Figure 1. — Figure 1.
Schematic diagram of CaMKII domain structure. All CaMKII isozymes contain an N-terminal catalytic domain, an internal regulatory domain, and a C terminal that mediates holoenzyme formation. The regulatory domain, whose sequence is shown above the diagram, is bipartite. The proximal end (aa 282-300) contain residues that interact with the catalytic domain to inhibit phosphotransferase activity (indicated by gray bar below sequence).
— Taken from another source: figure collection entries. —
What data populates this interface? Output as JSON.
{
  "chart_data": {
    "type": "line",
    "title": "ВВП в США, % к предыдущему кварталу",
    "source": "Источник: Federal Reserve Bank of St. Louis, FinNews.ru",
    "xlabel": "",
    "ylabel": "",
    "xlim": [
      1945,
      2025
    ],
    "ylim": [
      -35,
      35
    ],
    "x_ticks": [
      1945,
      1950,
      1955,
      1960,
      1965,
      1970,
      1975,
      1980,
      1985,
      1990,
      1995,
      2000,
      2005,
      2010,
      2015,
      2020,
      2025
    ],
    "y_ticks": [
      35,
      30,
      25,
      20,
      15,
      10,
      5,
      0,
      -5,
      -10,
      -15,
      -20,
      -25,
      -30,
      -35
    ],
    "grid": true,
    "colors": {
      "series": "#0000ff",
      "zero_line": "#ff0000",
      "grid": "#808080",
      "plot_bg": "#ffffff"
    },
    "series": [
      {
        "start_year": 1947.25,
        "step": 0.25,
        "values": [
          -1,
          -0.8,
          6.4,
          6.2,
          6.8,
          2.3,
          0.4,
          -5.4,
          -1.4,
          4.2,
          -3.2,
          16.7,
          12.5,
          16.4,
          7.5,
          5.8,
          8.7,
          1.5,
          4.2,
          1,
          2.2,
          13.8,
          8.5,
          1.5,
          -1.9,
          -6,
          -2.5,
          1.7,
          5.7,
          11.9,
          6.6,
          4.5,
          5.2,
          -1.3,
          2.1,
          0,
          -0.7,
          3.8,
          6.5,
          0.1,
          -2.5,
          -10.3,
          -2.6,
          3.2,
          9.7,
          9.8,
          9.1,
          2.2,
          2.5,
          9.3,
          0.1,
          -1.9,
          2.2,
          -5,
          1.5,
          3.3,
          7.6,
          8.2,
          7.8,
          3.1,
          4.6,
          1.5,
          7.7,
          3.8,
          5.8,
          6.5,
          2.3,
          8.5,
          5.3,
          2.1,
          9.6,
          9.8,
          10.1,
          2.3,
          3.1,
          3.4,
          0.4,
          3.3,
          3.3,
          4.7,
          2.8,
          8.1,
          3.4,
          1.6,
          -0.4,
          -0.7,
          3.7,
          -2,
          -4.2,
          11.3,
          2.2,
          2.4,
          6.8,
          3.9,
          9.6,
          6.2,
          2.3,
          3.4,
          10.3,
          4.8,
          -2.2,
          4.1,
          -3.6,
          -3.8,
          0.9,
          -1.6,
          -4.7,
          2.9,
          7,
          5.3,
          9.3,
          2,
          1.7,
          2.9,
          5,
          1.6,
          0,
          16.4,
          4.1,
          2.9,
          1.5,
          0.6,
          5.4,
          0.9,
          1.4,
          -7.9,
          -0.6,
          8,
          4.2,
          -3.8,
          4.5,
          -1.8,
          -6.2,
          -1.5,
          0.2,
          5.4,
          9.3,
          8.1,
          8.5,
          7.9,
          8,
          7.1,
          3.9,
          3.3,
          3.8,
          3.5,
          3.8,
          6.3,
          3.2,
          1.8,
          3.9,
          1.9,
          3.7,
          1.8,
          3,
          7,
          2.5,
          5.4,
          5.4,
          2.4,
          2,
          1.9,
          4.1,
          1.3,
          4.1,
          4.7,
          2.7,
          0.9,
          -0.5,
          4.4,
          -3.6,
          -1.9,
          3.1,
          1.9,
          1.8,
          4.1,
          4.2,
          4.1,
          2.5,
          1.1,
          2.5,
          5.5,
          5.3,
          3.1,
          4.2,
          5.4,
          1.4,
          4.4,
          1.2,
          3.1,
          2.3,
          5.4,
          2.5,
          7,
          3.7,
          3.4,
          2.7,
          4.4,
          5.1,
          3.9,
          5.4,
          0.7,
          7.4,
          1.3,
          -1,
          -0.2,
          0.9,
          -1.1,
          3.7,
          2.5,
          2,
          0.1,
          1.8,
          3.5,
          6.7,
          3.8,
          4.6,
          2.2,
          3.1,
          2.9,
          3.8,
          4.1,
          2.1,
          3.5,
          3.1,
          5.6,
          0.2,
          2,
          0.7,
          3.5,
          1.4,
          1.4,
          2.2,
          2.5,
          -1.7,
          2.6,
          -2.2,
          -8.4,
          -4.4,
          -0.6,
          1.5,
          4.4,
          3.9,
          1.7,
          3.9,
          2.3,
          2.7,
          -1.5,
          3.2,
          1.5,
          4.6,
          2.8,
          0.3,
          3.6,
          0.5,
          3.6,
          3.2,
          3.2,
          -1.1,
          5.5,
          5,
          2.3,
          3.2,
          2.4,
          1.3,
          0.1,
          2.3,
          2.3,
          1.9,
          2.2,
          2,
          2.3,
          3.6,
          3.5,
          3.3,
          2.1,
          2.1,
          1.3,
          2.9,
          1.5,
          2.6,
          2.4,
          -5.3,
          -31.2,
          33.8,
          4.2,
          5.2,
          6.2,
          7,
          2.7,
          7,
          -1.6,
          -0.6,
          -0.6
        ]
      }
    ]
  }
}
The distal portion of this domain (aa 293-310) binds to Ca²⁺/CaM (indicated by gray bar above sequence). Regulatory phosphorylation sites at Thr²⁸⁶, Thr³⁰⁵, and Thr³⁰⁶ are indicated by gray dots.

Figure 2. — Figure 2.
Regulation of CaMKII by autophosphorylation. Autophosphorylation within the regulatory domain of CaMKII defines several activity states for the kinase. In the absence of Ca²⁺/CaM and autophosphorylation, CaMKII is inactive (Inactive). Binding of Ca²⁺/CaM activates the kinase for substrate phosphorylation, bringing it to 100% of its maximal activity (CaM Bound). Binding of two Ca²⁺/CaMs to adjacent subunits stimulates inter-subunit phosphorylation of Thr²⁸⁶. The off-rate of Ca²⁺/CaM from pThr²⁸⁶ CaMKII is decreased by > 1000-fold, resulting in an enzyme that remains at 100% of its maximal Ca²⁺/CaM-stimulated activity even as calcium falls in the cell (CaM Trapped). Once Ca²⁺/CaM dissociates, the enzyme remains active but at a lower level than with saturating Ca²⁺/CaM, having between 20 and 80% of its maximal Ca²⁺/CaM-stimulated activity (Ca²⁺ Independent). The dissociation of Ca²⁺/CaM also uncovers additional sites in the regulatory domain (Thr³⁰⁵ and Thr³⁰⁶), which rapidly become autophosphorylated. The pThr²⁸⁶/pThr³⁰⁵/pThr³⁰⁶ CaMKII remains active at 20-80% of maximal activity because of pThr²⁸⁶ but is incapable of binding Ca²⁺/CaM (Capped). Phosphatase activity is required to reset the kinase to its basal state, and theoretically these sites could be individually regulated by dephosphorylation to produce pThr²⁸⁶ or pThr³⁰⁵/pThr³⁰⁶ states of the kinase from the triple-phosphorylated form. The pThr³⁰⁵/pThr³⁰⁶ state of the kinase would be completely inactive and unresponsive to Ca²⁺/CaM.

Figure 3. — Figure 3.
Regulation of CaMKII by binding interactions. Binding of CaMKII to exogenous proteins can regulate its activity. A, Proteins with domains that resemble the autoinhibitory domain of the kinase can bind to CaMKII in an activity-dependent manner. Activation of the kinase, by Ca²⁺/CaM binding or Thr²⁸⁶ autophosphorylation, causes a conformational change that reveals an interaction face on the catalytic domain. This interaction domain is blocked by the CaMKII autoinhibitory domain in the inactive state of the kinase. Interaction persists even in the absence of pThr²⁸⁶ or Ca²⁺/CaM and serves to block reassociation of the autoinhibitory domain with the catalytic site, thus rendering the kinase calcium independent. B, An alignment of the CaMKII autoinhibitory domain, NR2B, and Eag. Dots above the CaMKII sequence indicate residues of the autoinhibitory domain that were shown to contact the catalytic domain (Yang and Schulman, 1999). Catalytic domain contacts for selected residues are shown above the alignment. R283 is believed to contact D238, whereas F293 and N294 are believed to contact I205 in the catalytic domain. For a complete list of contacts, see Yang and Schulman (1999).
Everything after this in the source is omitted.